Caroline quickly ascertained that his mind was not on his game. She reeled off two easy frames and was well on the way to a third. After she missed her shot, he chalked and stalked up to the table. He lined up a winning hazard, then halfway through his backstroke she said, "You and Max are plotting to exile me to Londonderry, aren't you?"

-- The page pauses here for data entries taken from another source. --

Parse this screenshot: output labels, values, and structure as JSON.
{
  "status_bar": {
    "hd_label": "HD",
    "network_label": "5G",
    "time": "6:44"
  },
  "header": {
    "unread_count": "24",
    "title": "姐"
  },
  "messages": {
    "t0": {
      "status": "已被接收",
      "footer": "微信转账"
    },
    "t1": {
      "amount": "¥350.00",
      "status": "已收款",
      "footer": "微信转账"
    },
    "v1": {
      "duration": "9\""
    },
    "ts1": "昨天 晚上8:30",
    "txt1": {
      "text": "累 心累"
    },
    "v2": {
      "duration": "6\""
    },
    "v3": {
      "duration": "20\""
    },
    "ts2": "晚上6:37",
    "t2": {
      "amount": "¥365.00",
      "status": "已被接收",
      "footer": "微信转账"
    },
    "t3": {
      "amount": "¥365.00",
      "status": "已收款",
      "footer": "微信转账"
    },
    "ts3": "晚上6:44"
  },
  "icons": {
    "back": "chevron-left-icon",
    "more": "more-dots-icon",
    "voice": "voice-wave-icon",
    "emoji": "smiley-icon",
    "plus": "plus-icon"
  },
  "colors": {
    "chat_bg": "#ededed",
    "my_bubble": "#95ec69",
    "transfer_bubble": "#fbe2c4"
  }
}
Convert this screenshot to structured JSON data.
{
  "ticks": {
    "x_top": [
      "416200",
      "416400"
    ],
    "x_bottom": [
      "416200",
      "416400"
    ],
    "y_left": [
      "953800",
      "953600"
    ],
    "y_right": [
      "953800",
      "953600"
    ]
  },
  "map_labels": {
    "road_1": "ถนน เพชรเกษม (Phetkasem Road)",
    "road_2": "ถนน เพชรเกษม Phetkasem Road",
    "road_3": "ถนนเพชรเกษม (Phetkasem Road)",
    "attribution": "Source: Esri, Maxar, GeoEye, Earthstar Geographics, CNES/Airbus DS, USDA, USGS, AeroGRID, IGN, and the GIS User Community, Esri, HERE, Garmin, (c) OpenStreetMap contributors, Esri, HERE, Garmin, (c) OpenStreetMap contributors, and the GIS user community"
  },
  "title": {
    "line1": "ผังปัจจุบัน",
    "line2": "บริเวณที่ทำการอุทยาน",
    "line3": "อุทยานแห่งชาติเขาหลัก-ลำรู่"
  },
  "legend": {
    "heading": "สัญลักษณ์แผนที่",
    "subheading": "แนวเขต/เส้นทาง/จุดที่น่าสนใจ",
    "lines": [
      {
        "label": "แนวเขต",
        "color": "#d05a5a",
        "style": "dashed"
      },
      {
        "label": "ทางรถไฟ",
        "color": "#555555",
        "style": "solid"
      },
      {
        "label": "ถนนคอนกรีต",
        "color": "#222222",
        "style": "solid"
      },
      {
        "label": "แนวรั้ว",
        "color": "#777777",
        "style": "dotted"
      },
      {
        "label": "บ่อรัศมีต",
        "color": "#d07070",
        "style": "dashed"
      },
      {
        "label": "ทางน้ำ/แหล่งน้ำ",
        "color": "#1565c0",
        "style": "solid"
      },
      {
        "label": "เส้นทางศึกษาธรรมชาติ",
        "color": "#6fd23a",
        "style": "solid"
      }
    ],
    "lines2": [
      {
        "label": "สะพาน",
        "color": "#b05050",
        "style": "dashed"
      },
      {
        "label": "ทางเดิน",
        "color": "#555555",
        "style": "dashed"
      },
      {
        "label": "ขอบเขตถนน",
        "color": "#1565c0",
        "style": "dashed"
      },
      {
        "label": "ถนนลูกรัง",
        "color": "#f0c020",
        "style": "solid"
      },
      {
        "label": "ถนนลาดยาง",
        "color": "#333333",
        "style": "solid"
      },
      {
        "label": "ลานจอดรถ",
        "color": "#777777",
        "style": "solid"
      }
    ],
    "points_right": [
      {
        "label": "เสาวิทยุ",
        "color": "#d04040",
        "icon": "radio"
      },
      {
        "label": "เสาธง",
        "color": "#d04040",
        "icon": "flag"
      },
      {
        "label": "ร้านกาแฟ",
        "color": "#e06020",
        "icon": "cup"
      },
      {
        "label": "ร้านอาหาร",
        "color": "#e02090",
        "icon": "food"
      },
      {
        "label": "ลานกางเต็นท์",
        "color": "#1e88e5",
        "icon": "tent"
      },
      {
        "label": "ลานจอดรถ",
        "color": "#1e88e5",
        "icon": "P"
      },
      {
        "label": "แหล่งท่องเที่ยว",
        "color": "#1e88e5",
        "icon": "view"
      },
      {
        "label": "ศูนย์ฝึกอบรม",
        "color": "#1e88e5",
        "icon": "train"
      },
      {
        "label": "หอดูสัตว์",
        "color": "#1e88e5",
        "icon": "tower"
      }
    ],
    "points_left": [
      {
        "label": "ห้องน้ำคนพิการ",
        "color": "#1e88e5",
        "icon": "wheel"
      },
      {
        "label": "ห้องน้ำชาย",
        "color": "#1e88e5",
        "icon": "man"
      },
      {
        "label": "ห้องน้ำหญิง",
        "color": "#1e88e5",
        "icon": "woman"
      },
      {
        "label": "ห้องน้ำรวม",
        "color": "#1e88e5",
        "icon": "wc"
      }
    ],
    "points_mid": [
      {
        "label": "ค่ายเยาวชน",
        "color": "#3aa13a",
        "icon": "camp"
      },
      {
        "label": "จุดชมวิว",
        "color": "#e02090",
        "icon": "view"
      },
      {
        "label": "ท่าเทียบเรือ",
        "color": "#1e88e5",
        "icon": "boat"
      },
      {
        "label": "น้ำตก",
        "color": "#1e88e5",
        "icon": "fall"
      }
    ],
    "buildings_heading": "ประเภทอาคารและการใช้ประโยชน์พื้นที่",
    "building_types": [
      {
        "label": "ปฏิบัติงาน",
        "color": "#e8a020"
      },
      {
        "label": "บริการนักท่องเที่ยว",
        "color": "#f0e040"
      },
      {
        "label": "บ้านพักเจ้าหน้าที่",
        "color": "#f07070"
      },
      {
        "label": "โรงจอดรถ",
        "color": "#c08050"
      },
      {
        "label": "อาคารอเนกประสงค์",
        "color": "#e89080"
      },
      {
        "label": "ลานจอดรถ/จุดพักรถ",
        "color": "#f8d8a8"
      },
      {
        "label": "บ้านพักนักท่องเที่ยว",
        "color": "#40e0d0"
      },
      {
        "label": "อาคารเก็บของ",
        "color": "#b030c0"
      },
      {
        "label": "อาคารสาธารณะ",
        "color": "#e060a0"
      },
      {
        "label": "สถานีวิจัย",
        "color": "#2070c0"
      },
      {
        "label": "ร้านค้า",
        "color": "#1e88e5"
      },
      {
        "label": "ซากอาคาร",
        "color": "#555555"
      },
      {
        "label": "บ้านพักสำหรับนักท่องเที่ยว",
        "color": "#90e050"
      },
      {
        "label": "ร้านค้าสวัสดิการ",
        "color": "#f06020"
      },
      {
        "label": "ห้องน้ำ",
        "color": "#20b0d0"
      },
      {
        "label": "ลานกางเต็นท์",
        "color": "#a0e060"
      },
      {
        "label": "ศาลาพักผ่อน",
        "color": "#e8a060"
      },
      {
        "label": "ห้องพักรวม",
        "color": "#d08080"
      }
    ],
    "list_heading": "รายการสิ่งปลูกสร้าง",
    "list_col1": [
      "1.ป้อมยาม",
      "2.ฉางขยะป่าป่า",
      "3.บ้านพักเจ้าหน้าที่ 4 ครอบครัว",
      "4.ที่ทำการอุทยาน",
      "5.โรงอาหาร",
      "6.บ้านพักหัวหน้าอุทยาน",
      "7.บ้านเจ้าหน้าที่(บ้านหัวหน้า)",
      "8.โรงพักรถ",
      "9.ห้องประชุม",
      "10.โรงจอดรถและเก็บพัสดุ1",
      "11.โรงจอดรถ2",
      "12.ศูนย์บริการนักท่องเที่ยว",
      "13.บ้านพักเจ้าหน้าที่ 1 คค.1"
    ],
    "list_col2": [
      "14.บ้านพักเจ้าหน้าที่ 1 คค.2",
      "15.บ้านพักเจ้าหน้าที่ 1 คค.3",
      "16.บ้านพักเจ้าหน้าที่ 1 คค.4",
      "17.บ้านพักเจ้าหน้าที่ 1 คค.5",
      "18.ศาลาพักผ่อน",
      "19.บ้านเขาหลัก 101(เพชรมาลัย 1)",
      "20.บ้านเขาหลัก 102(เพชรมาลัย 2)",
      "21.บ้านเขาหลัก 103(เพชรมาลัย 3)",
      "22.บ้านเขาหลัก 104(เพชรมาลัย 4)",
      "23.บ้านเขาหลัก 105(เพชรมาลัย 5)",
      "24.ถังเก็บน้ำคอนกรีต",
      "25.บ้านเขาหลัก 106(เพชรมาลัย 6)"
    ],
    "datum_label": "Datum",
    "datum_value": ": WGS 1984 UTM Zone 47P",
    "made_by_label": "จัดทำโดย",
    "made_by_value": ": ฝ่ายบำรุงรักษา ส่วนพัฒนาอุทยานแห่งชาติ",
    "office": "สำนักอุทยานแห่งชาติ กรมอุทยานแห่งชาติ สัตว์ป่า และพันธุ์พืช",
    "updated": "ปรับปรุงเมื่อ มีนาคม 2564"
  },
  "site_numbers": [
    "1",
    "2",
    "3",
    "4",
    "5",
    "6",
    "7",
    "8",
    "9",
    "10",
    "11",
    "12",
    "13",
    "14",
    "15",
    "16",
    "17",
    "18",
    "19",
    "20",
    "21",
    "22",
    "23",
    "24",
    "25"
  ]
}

He nearly rammed the cue through the cloth. "Nothing of the sort. All I have asked is that you be reasonably decent to Viscount Coleraine during his stay. If we can get his thinking turned around I'll have a railroad at both ends of Ulster, and you know how much I want that."
"Oh, Jesus, Freddie, you're a wretched liar. . .. Let me see what we have on the table here."
"You've deliberately upset my game . . . deliberately."
"It seems I'm always upsetting this particular game of yours," she said.
"Put the damned cue down, I'm through," he said.
"You owe me ten, fifteen if you want to concede this game."
He peeled off the bills and grunted in mock disgust as she naughtily tucked the money in her bosom
and winked.
"See here, Caroline . . . I am a reasonable man."
"You are the most unreasonable man in Europe."
"Well, I suppose the Viscount Coleraine did cross my mind, vaguely."
"Then let him uncross your mind, vaguely."
"Before you go into full gale force I urge you to give this serious consideration. I mean, just sort of look the old boy over."
"I've thought about it," Caroline said seriously, "but every time I see a glimmer of possibility I think about that awful, grotesque, prehistoric mausoleum, Hubble Manor. We were there ten years ago and I've still the smell of mildew in my nostrils. Oh, God, Freddie, to think you'd condemn me to that dreary hole."
"Well, do the bloody place over!"
"Do what over? Londonderry? Roger Hubble? The whole damned west is a cultural blob, a nightmare. And from what I remember of Roger Hubble, he's a silly, bloody prig who snorts when he laughs."
Sir Frederick sighed painfully. "Why am I to be eternally cursed because your poor fragile, lovely mother could bear no more children?"
"Oh, Freddie, put the fiddle down."
"I'm not asking you to fall desperately in love with him for God's sake. Just marry the bastard, produce a few heirs, then bugger off to Paris and orgy with the entire bohemian colony for the rest of your life."
"You are a low, filthy, shocking, disgusting man."
"Horseshit!"
The door slammed after her and slammed again as he followed into the hall and into her bedroom before she could lock him out. "For God's sake, Freddie, no heart attacks, no let's remember we are rapidly aging, no tears, no requiems for Mummy, no threats of poverty and, please, no horse shit that you want this more than anything in your life."
Denuded, he shrugged and softened almost into an object of pity. "But I suppose I do want it more than anything," he said.
"Yes," she answered sympathetically, "I think you really do."
"Forgive me for saying this, Caroline, but there are times I wish that de Valenti had kept you still long enough to father a son. I get a feeling of depression, sometimes. Caroline, you're all of it to me, the entire thing. I want it to belong to your sons. Is that wrong? Please don't force me to get married again." He opened the door to leave.